In most of the cost optimization scenarios, we have experienced that businesses chose to lift & shift their on-prem environments and right-size later. They prioritize speed and performance over cost, which results in oversized instances, thereby wasting a lot of unused resources. To maximize cloud ROI, we always recommend matching the instance type and size with the workload performance and capacity requirements at the lowest cost possible.
-Gaurav Sharma, CloudOps Specialist, Daffodil Software
Selecting the right storage solution depends upon a variety of factors- kind of access method (block, file, object), frequency of access (offline, online, archival), available /durability constraints, and access patterns (random, sequential). For cloud cost optimization, the following practices can be considered:
- Reduce reserved storage: Visualize and reduce storage buffer, wherever possible.
- Opt for tier-based storage: Tiered storage helps to select the storage based on business needs. For example, there can be data that won’t require performance-based storage, such as backups.
FinOps Approach to Cloud Cost Optimization
The traditional approach to cloud optimization has evolved. It’s real-time, data-driven, and collaborative. This paradigm shift in how the cloud environment, its performance, and the cost are handled is nowadays termed as FinOps.
FinOps is a cultural practice that enables businesses to derive maximum value from the cloud with data-driven decision-making. To understand how FinOps is bringing a transformation in managing the cloud cost, check out this detailed article on FinOps vs. the Traditional approach to cloud optimization.
At Daffodil, our approach to cost optimization is backed by FinOps practices, ensuring that businesses have measurable and visible savings on the cloud. Here is our 2-step approach to cloud cost optimization powered by FinOps.
Step 1: Discover cost-saving opportunities in the cloud
The first step to cloud cost optimization is to detect the cost anomaly. To figure out what’s causing the cost spikes, it’s important to have a clear picture of resource utilization and spending patterns.

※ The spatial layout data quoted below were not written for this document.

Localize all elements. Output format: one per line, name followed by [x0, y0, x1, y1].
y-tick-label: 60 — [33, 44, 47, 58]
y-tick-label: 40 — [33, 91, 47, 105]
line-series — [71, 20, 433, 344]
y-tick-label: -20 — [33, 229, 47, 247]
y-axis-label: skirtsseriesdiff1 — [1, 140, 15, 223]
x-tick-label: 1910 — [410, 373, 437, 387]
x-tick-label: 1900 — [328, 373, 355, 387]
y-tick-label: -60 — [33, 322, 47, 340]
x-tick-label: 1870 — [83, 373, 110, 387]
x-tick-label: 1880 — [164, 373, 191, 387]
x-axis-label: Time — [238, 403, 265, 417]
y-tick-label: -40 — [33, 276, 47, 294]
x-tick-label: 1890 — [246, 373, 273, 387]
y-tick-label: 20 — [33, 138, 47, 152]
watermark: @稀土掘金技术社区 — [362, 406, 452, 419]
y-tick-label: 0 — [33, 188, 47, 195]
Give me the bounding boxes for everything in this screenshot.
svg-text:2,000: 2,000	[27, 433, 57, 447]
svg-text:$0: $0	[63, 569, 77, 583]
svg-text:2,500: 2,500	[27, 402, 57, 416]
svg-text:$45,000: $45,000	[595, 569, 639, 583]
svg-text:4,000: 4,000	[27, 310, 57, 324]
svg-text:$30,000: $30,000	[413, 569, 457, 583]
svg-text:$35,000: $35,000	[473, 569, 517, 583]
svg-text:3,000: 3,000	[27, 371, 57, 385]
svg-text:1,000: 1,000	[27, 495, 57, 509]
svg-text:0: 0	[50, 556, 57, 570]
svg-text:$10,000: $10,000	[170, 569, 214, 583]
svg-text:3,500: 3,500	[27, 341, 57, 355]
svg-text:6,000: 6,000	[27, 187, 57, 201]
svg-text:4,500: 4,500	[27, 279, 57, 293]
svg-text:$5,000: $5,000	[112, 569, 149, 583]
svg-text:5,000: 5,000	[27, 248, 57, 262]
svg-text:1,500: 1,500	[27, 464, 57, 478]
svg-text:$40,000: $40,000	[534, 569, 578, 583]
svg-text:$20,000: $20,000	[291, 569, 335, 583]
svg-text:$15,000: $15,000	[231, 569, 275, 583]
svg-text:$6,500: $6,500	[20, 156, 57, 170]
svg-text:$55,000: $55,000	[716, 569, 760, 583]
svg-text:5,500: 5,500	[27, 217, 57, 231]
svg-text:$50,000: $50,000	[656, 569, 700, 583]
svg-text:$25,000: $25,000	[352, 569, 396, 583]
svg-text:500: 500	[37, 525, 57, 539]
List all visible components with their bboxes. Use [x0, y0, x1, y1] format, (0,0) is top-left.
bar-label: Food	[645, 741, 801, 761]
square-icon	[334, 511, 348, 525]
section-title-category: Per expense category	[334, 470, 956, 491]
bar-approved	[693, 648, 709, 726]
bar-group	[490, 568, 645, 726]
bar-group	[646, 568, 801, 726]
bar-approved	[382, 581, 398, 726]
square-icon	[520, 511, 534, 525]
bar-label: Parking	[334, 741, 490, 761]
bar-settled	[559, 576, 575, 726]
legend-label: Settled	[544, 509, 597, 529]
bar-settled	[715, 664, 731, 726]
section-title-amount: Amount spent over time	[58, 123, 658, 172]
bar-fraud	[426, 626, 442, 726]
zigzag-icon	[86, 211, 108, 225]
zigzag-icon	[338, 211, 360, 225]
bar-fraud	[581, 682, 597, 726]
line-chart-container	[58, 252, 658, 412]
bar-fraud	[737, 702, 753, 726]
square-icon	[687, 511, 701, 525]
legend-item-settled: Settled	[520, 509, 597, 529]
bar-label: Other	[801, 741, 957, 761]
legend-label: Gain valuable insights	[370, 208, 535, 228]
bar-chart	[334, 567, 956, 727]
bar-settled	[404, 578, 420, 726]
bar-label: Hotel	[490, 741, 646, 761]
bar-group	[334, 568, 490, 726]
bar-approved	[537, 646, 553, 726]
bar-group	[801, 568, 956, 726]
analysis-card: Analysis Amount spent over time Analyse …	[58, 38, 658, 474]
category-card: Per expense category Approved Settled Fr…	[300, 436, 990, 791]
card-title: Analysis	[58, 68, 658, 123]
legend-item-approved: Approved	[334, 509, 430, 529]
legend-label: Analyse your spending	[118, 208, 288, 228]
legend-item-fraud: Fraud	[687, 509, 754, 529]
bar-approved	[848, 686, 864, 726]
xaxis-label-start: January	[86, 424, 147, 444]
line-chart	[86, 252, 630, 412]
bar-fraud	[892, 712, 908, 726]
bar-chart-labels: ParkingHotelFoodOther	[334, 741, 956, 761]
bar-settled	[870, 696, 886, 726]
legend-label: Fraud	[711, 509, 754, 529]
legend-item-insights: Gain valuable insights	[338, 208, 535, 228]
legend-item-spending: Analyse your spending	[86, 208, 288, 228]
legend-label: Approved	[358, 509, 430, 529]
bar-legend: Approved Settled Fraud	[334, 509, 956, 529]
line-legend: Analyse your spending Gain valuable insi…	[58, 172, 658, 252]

This may involve analyzing factors such as idle or underutilized resources, how the resources are procured, etc.
Step 2: Optimize and improve cloud infrastructure
Basis the report generated in the previous step, our DevOps experts take necessary actions to optimize the cloud environment (compute, network, storage, or database).
Step 3: Monitor and regulate cloud costs for future
To ensure that the infrastructure is optimized for tomorrow, team Daffodil creates a dashboard for unified visibility of cloud resource utilization and spending pattern. This keeps businesses in a position to keep the infrastructure optimized and control the cloud cost for the future. We automate the cost optimization cycle for you.